Now I know how Steve Wozniak and the other 1970s computer pioneers felt when they only had a few kilobytes of memory to code with. That’s pretty much the same issue I faced with Android Auto in 2021!
After developing Apple CarPlay connectivity last year, we had to also offer Android Auto to our users. But the Navigation category was opened to third party developers by Google only recently. For the time being they only have limited maneuvering room on the platform and need to make careful choices.
My understanding is these limitations are there because Google wants to proceed slowly in this new category, and also for reasons of safety behind the wheel. You can’t just go developing whatever you want for the screen in a vehicle. Their reasoning is probably of a legal and regulatory nature as much as technical and commercial.
Whatever the reasons, it presents us with quite the challenge.

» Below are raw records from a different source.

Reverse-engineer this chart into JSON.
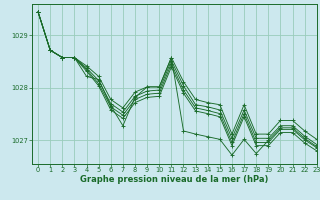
{
  "bg_color": "#cce8ee",
  "grid_color": "#99ccbb",
  "line_color": "#1a6b2a",
  "marker_color": "#1a6b2a",
  "xlabel": "Graphe pression niveau de la mer (hPa)",
  "xlabel_fontsize": 6.0,
  "tick_fontsize": 4.8,
  "xlim": [
    -0.5,
    23
  ],
  "ylim": [
    1026.55,
    1029.6
  ],
  "yticks": [
    1027,
    1028,
    1029
  ],
  "xticks": [
    0,
    1,
    2,
    3,
    4,
    5,
    6,
    7,
    8,
    9,
    10,
    11,
    12,
    13,
    14,
    15,
    16,
    17,
    18,
    19,
    20,
    21,
    22,
    23
  ],
  "series": [
    [
      1029.45,
      1028.72,
      1028.58,
      1028.58,
      1028.42,
      1028.22,
      1027.78,
      1027.62,
      1027.92,
      1028.02,
      1028.02,
      1028.58,
      1028.12,
      1027.78,
      1027.72,
      1027.68,
      1027.12,
      1027.68,
      1027.12,
      1027.12,
      1027.38,
      1027.38,
      1027.18,
      1027.02
    ],
    [
      1029.45,
      1028.72,
      1028.58,
      1028.58,
      1028.38,
      1028.14,
      1027.7,
      1027.54,
      1027.84,
      1027.94,
      1027.96,
      1028.52,
      1028.04,
      1027.68,
      1027.64,
      1027.58,
      1027.04,
      1027.58,
      1027.04,
      1027.04,
      1027.28,
      1027.28,
      1027.08,
      1026.92
    ],
    [
      1029.45,
      1028.72,
      1028.58,
      1028.58,
      1028.35,
      1028.08,
      1027.64,
      1027.48,
      1027.78,
      1027.88,
      1027.9,
      1028.46,
      1027.96,
      1027.62,
      1027.57,
      1027.51,
      1026.96,
      1027.51,
      1026.96,
      1026.96,
      1027.21,
      1027.21,
      1027.01,
      1026.86
    ],
    [
      1029.45,
      1028.72,
      1028.58,
      1028.58,
      1028.32,
      1028.04,
      1027.58,
      1027.42,
      1027.72,
      1027.82,
      1027.84,
      1028.4,
      1027.9,
      1027.56,
      1027.51,
      1027.45,
      1026.9,
      1027.45,
      1026.9,
      1026.9,
      1027.15,
      1027.15,
      1026.95,
      1026.8
    ],
    [
      1029.45,
      1028.72,
      1028.58,
      1028.58,
      1028.22,
      1028.16,
      1027.66,
      1027.28,
      1027.82,
      1028.02,
      1028.02,
      1028.58,
      1027.18,
      1027.12,
      1027.07,
      1027.02,
      1026.72,
      1027.02,
      1026.75,
      1027.0,
      1027.24,
      1027.24,
      1027.04,
      1026.88
    ]
  ]
}
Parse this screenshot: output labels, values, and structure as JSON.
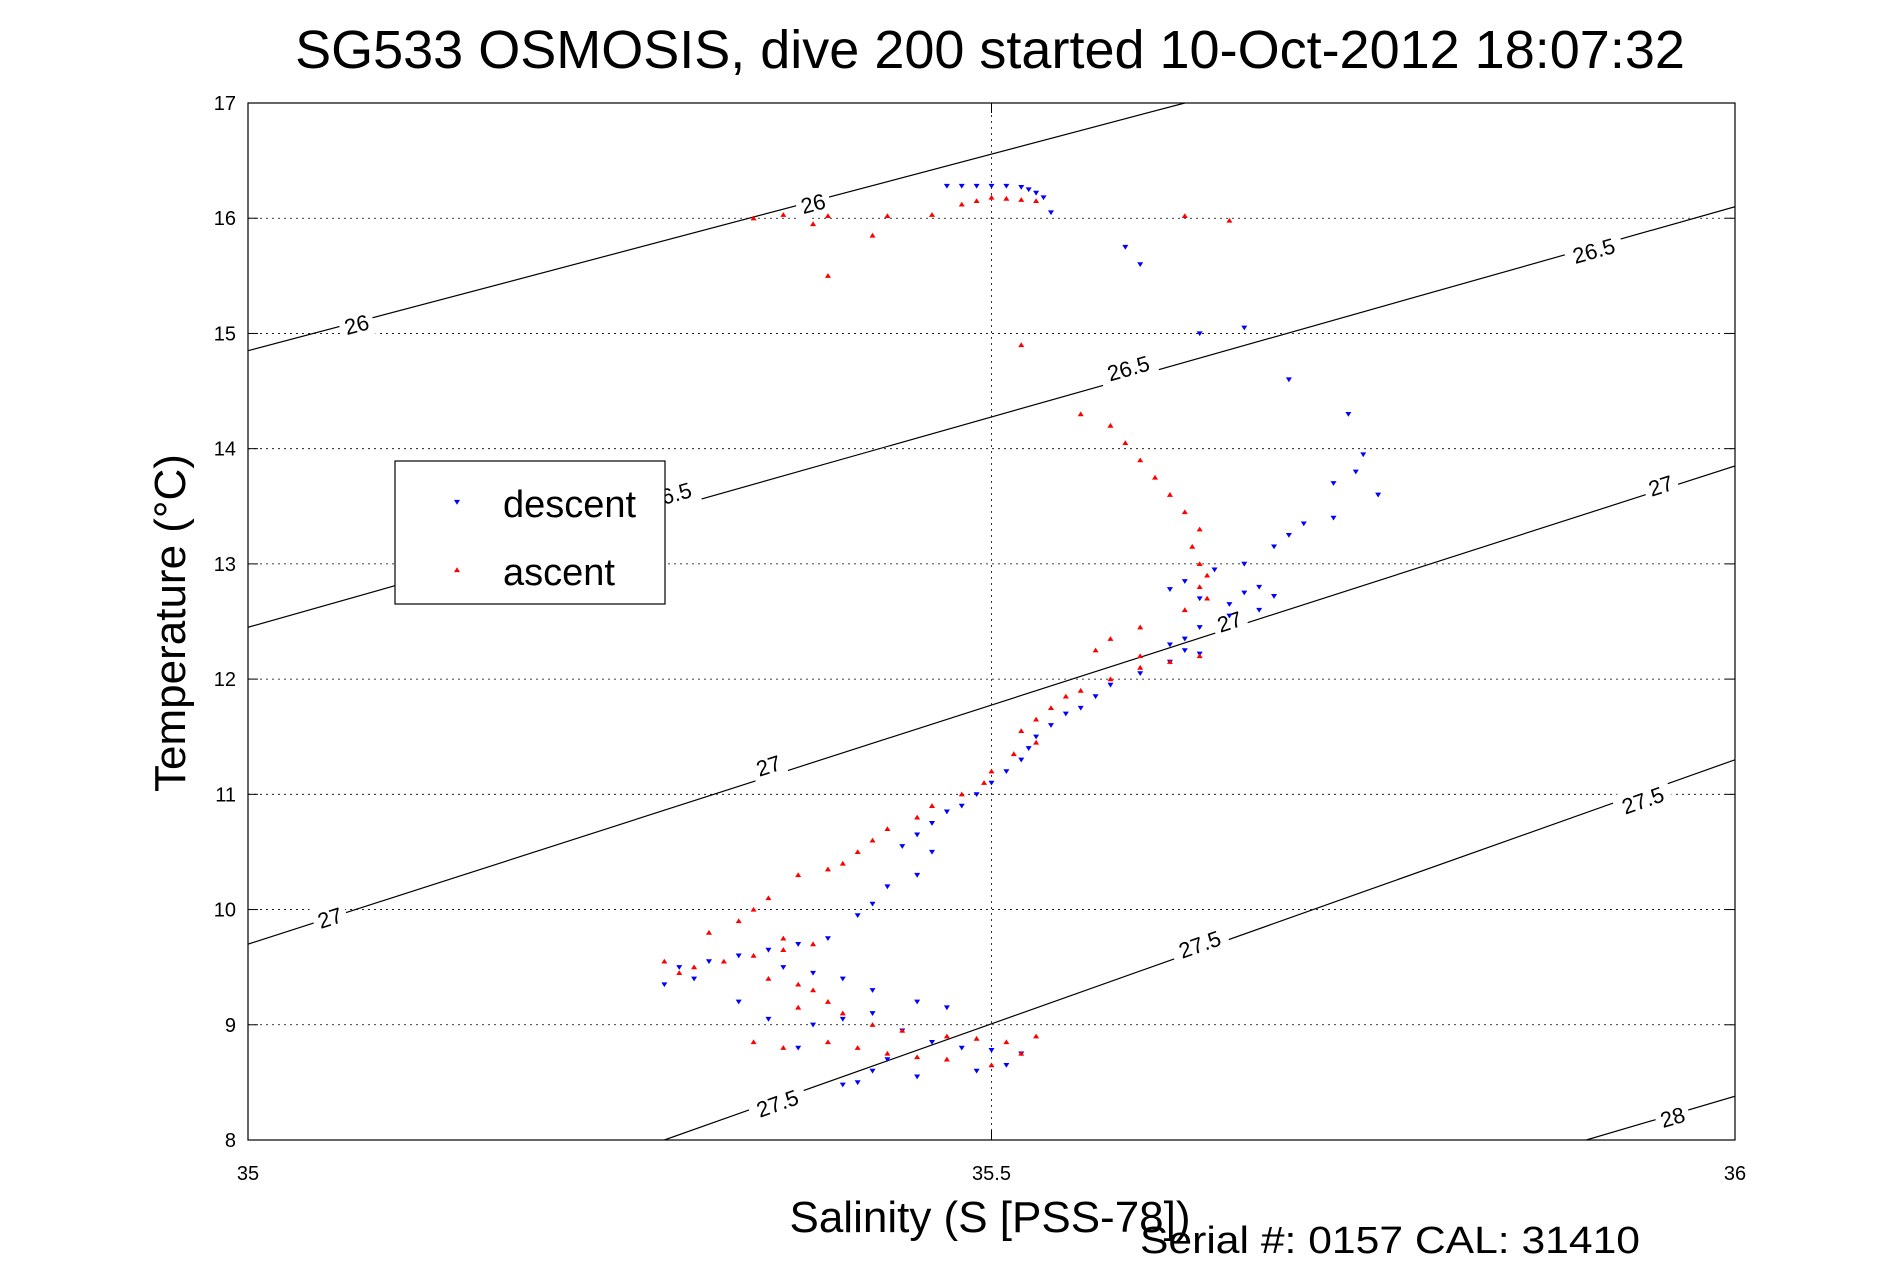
{
  "chart_data": {
    "type": "scatter",
    "title": "SG533 OSMOSIS, dive 200 started 10-Oct-2012 18:07:32",
    "xlabel": "Salinity (S [PSS-78])",
    "ylabel": "Temperature (°C)",
    "xlim": [
      35,
      36
    ],
    "ylim": [
      8,
      17
    ],
    "x_ticks": [
      35,
      35.5,
      36
    ],
    "x_tick_labels": [
      "35",
      "35.5",
      "36"
    ],
    "y_ticks": [
      8,
      9,
      10,
      11,
      12,
      13,
      14,
      15,
      16,
      17
    ],
    "y_tick_labels": [
      "8",
      "9",
      "10",
      "11",
      "12",
      "13",
      "14",
      "15",
      "16",
      "17"
    ],
    "grid": true,
    "legend_position": "upper-left",
    "footer": "Serial #: 0157  CAL: 31410",
    "density_contours": [
      {
        "label": "26",
        "points": [
          [
            35,
            14.85
          ],
          [
            35.63,
            17.0
          ]
        ],
        "labels_at": [
          [
            35.073,
            15.08
          ],
          [
            35.38,
            16.13
          ]
        ]
      },
      {
        "label": "26.5",
        "points": [
          [
            35,
            12.45
          ],
          [
            36,
            16.1
          ]
        ],
        "labels_at": [
          [
            35.284,
            13.6
          ],
          [
            35.592,
            14.7
          ],
          [
            35.905,
            15.72
          ]
        ]
      },
      {
        "label": "27",
        "points": [
          [
            35,
            9.7
          ],
          [
            36,
            13.85
          ]
        ],
        "labels_at": [
          [
            35.055,
            9.93
          ],
          [
            35.35,
            11.25
          ],
          [
            35.66,
            12.5
          ],
          [
            35.95,
            13.68
          ]
        ]
      },
      {
        "label": "27.5",
        "points": [
          [
            35.28,
            8.0
          ],
          [
            36,
            11.3
          ]
        ],
        "labels_at": [
          [
            35.356,
            8.32
          ],
          [
            35.64,
            9.7
          ],
          [
            35.938,
            10.95
          ]
        ]
      },
      {
        "label": "28",
        "points": [
          [
            35.9,
            8.0
          ],
          [
            36,
            8.38
          ]
        ],
        "labels_at": [
          [
            35.958,
            8.2
          ]
        ]
      }
    ],
    "series": [
      {
        "name": "descent",
        "color": "#0000ff",
        "marker": "triangle-down",
        "points": [
          [
            35.47,
            16.28
          ],
          [
            35.48,
            16.28
          ],
          [
            35.49,
            16.28
          ],
          [
            35.5,
            16.28
          ],
          [
            35.51,
            16.28
          ],
          [
            35.52,
            16.27
          ],
          [
            35.525,
            16.25
          ],
          [
            35.53,
            16.22
          ],
          [
            35.535,
            16.18
          ],
          [
            35.54,
            16.05
          ],
          [
            35.59,
            15.75
          ],
          [
            35.6,
            15.6
          ],
          [
            35.64,
            15.0
          ],
          [
            35.67,
            15.05
          ],
          [
            35.7,
            14.6
          ],
          [
            35.74,
            14.3
          ],
          [
            35.75,
            13.95
          ],
          [
            35.745,
            13.8
          ],
          [
            35.73,
            13.7
          ],
          [
            35.76,
            13.6
          ],
          [
            35.73,
            13.4
          ],
          [
            35.71,
            13.35
          ],
          [
            35.7,
            13.25
          ],
          [
            35.69,
            13.15
          ],
          [
            35.67,
            13.0
          ],
          [
            35.65,
            12.95
          ],
          [
            35.63,
            12.85
          ],
          [
            35.62,
            12.78
          ],
          [
            35.64,
            12.7
          ],
          [
            35.66,
            12.65
          ],
          [
            35.67,
            12.75
          ],
          [
            35.68,
            12.8
          ],
          [
            35.69,
            12.72
          ],
          [
            35.68,
            12.6
          ],
          [
            35.66,
            12.55
          ],
          [
            35.64,
            12.45
          ],
          [
            35.63,
            12.35
          ],
          [
            35.62,
            12.3
          ],
          [
            35.63,
            12.25
          ],
          [
            35.64,
            12.22
          ],
          [
            35.62,
            12.15
          ],
          [
            35.6,
            12.05
          ],
          [
            35.58,
            11.95
          ],
          [
            35.57,
            11.85
          ],
          [
            35.56,
            11.75
          ],
          [
            35.55,
            11.7
          ],
          [
            35.54,
            11.6
          ],
          [
            35.53,
            11.5
          ],
          [
            35.525,
            11.4
          ],
          [
            35.52,
            11.3
          ],
          [
            35.51,
            11.2
          ],
          [
            35.5,
            11.1
          ],
          [
            35.49,
            11.0
          ],
          [
            35.48,
            10.9
          ],
          [
            35.47,
            10.85
          ],
          [
            35.46,
            10.75
          ],
          [
            35.45,
            10.65
          ],
          [
            35.44,
            10.55
          ],
          [
            35.46,
            10.5
          ],
          [
            35.45,
            10.3
          ],
          [
            35.43,
            10.2
          ],
          [
            35.42,
            10.05
          ],
          [
            35.41,
            9.95
          ],
          [
            35.39,
            9.75
          ],
          [
            35.37,
            9.7
          ],
          [
            35.35,
            9.65
          ],
          [
            35.33,
            9.6
          ],
          [
            35.31,
            9.55
          ],
          [
            35.29,
            9.5
          ],
          [
            35.3,
            9.4
          ],
          [
            35.28,
            9.35
          ],
          [
            35.36,
            9.5
          ],
          [
            35.38,
            9.45
          ],
          [
            35.4,
            9.4
          ],
          [
            35.42,
            9.3
          ],
          [
            35.45,
            9.2
          ],
          [
            35.47,
            9.15
          ],
          [
            35.42,
            9.1
          ],
          [
            35.4,
            9.05
          ],
          [
            35.38,
            9.0
          ],
          [
            35.44,
            8.95
          ],
          [
            35.46,
            8.85
          ],
          [
            35.48,
            8.8
          ],
          [
            35.5,
            8.78
          ],
          [
            35.52,
            8.75
          ],
          [
            35.51,
            8.65
          ],
          [
            35.49,
            8.6
          ],
          [
            35.43,
            8.7
          ],
          [
            35.42,
            8.6
          ],
          [
            35.41,
            8.5
          ],
          [
            35.4,
            8.48
          ],
          [
            35.45,
            8.55
          ],
          [
            35.37,
            8.8
          ],
          [
            35.35,
            9.05
          ],
          [
            35.33,
            9.2
          ]
        ]
      },
      {
        "name": "ascent",
        "color": "#ff0000",
        "marker": "triangle-up",
        "points": [
          [
            35.5,
            16.18
          ],
          [
            35.51,
            16.17
          ],
          [
            35.52,
            16.16
          ],
          [
            35.53,
            16.15
          ],
          [
            35.49,
            16.15
          ],
          [
            35.48,
            16.12
          ],
          [
            35.46,
            16.03
          ],
          [
            35.43,
            16.02
          ],
          [
            35.39,
            16.02
          ],
          [
            35.36,
            16.03
          ],
          [
            35.34,
            16.0
          ],
          [
            35.38,
            15.95
          ],
          [
            35.42,
            15.85
          ],
          [
            35.39,
            15.5
          ],
          [
            35.52,
            14.9
          ],
          [
            35.63,
            16.02
          ],
          [
            35.66,
            15.98
          ],
          [
            35.56,
            14.3
          ],
          [
            35.58,
            14.2
          ],
          [
            35.59,
            14.05
          ],
          [
            35.6,
            13.9
          ],
          [
            35.61,
            13.75
          ],
          [
            35.62,
            13.6
          ],
          [
            35.63,
            13.45
          ],
          [
            35.64,
            13.3
          ],
          [
            35.635,
            13.15
          ],
          [
            35.64,
            13.0
          ],
          [
            35.645,
            12.9
          ],
          [
            35.64,
            12.8
          ],
          [
            35.645,
            12.7
          ],
          [
            35.63,
            12.6
          ],
          [
            35.6,
            12.45
          ],
          [
            35.58,
            12.35
          ],
          [
            35.57,
            12.25
          ],
          [
            35.6,
            12.2
          ],
          [
            35.62,
            12.15
          ],
          [
            35.64,
            12.2
          ],
          [
            35.6,
            12.1
          ],
          [
            35.58,
            12.0
          ],
          [
            35.56,
            11.9
          ],
          [
            35.55,
            11.85
          ],
          [
            35.54,
            11.75
          ],
          [
            35.53,
            11.65
          ],
          [
            35.52,
            11.55
          ],
          [
            35.53,
            11.45
          ],
          [
            35.515,
            11.35
          ],
          [
            35.5,
            11.2
          ],
          [
            35.495,
            11.1
          ],
          [
            35.48,
            11.0
          ],
          [
            35.46,
            10.9
          ],
          [
            35.45,
            10.8
          ],
          [
            35.43,
            10.7
          ],
          [
            35.42,
            10.6
          ],
          [
            35.41,
            10.5
          ],
          [
            35.4,
            10.4
          ],
          [
            35.39,
            10.35
          ],
          [
            35.37,
            10.3
          ],
          [
            35.35,
            10.1
          ],
          [
            35.34,
            10.0
          ],
          [
            35.33,
            9.9
          ],
          [
            35.31,
            9.8
          ],
          [
            35.36,
            9.75
          ],
          [
            35.38,
            9.7
          ],
          [
            35.36,
            9.65
          ],
          [
            35.34,
            9.6
          ],
          [
            35.32,
            9.55
          ],
          [
            35.3,
            9.5
          ],
          [
            35.28,
            9.55
          ],
          [
            35.29,
            9.45
          ],
          [
            35.35,
            9.4
          ],
          [
            35.37,
            9.35
          ],
          [
            35.38,
            9.3
          ],
          [
            35.39,
            9.2
          ],
          [
            35.37,
            9.15
          ],
          [
            35.4,
            9.1
          ],
          [
            35.42,
            9.0
          ],
          [
            35.44,
            8.95
          ],
          [
            35.47,
            8.9
          ],
          [
            35.49,
            8.88
          ],
          [
            35.51,
            8.85
          ],
          [
            35.52,
            8.75
          ],
          [
            35.5,
            8.65
          ],
          [
            35.47,
            8.7
          ],
          [
            35.45,
            8.72
          ],
          [
            35.43,
            8.75
          ],
          [
            35.41,
            8.8
          ],
          [
            35.39,
            8.85
          ],
          [
            35.36,
            8.8
          ],
          [
            35.34,
            8.85
          ],
          [
            35.53,
            8.9
          ]
        ]
      }
    ]
  }
}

For instance, while Apple CarPlay lets us refresh the list of closest charging stations in real time, Android only lets us display a static list. That’s not ideal for an app that’s supposed to tell us where we should stop when we’re actually in transit. Only once the user is stopped can they access the menu and refresh the list.
Six is the magic number
Navigation apps must be built on one of seven models Google has suggested. The amount of transmitted data is also capped. We’ve had to make some tough choices, but the end result is still a pretty handy tool for EV drivers.
We stuck to the essentials, providing drivers with either the six closest stations (frozen from the last time they looked at it, that is), the person’s six favourite stations, or the last six stations visited. See a pattern here? Evidently 6 is the magic number with Android Auto – that’s the extent of its generosity in terms of real estate.
Google Maps and Waze, Google apps available on Android Auto, have visibly fewer constraints. But they’ve been in use for quite a while and, once again, Google has its reasons for limiting what we can do with them.
Finally, AXSO’s now had Android Auto since April 2021, and we’ll continue to expand on the work we started. Lots of navigation app suppliers, including some well-known names, are still telling their users that their services cannot be used with Android Auto. We’ve demonstrated that it is possible; you just have to make sure the product delivers a certain minimum value despite the sacrifices.